The horse is a symbol of the American West and a necessity of ranch life but recently many have been found starving and left to die. This once-respected animal is now a victim of the economic downturn, where good intentions have met with unintended consequences.
In Nebraska alone, more than 315 neglected or abandoned horses, many found starving, were seized this year. In October in Dixon County, 80 were found ankle deep in manure and mud, the ribs exposed. In April, more than 200 horses were confiscated in Morrill County. In July in Fillmore County, 35 were confiscated, five of whom have died.
"They were so malnourished, they were eating the bark off trees," Bill Burgess, Fillmore County sheriff, said.
Those problems are not confined to Nebraska. So far this year, officials have seized more than 312 horses in New York, New Hampshire, Vermont, Texas and Iowa.
Nancy Perry, VP of government affairs for the Humane Society of the U.S., told ABCNews.com that the poor economic climate, as well as high hay prices have led to the increase in animal neglect.
The market for horses themselves is down as well.
"People who used to be able to afford two horses can now afford four or five," said Kristie Biodrowski, a field supervisor for the Nebraska Humane Society. "Now you can pick up a horse for about 50 bucks."
The Unwanted Horse Coalition just released a survey of 23,000 people involved in the horse industry. It found 87 percent of the respondents believed unwanted and neglected horses to be a big problem, compared with three years ago, when only 22 percent believed it was a problem.
"It's just like a dog or cat when the owner can't keep it anymore, they dump it," said Deputy Sheriff Bob Hester, lead investigator on the Fillmore County case.
Nebraska State Senator Cap Dierks, a rancher who owns cattle and horses, calls the situation "a travesty."
"There is more pain now for the horses than ever," Dierks said.
Sheriff Hester and others lay the blame for horse neglect on another factor: the closing of slaughterhouses.
Organizations such as the Humane Society of the U.S. and local politicians advocating for constituents whose property values were being decreased by a slaughterhouse in the neighborhood, succeeded in closing most of the establishments that slaughtered horses. In 2005, Congress cut funding for the USDA to inspect horse meat. Without proper inspection available, the remaining slaughterhouses closed. The last one shut down in Illinois, in 2007.

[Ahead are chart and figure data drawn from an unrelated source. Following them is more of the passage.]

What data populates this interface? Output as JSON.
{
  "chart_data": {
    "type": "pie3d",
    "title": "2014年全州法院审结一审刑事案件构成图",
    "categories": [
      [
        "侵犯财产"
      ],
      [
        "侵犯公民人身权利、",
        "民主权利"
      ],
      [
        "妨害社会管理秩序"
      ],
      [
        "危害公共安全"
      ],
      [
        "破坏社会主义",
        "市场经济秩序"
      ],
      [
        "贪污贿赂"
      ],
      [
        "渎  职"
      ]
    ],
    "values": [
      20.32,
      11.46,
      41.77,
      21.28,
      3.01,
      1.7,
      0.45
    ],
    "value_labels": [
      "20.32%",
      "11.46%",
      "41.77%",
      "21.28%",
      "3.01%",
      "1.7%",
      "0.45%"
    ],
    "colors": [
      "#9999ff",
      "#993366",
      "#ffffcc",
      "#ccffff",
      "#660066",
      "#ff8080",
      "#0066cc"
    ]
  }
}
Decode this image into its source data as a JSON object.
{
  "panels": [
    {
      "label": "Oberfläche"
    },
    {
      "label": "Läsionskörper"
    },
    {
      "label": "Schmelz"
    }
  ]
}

"The slaughtering of a horse is a whole lot more humane than letting them starve to death," said Hester.
But now companies that used to slaughter horses in the U.S. have moved their operations to the borders, both Mexico and Canada.
Lloyd Woodward, general manager of Central Nebraska Packing Inc., which processes horse meat for zoos, confirmed that the company used to get meat from Texas and Illinois. Now that meat is imported from Canada. He says the supply is unpredictable and it's more expensive, but it's the horses, he adds, that are suffering from the change.
"It's resulted in cruelty and inhumane treatment to the horses," Woodward said.
Pam Weise, a spokesperson for the Nebraska Humane Society, said that in the Omaha metro area, the society usually receives one or two horses every couple of years.
This year and last, it's taken in 30.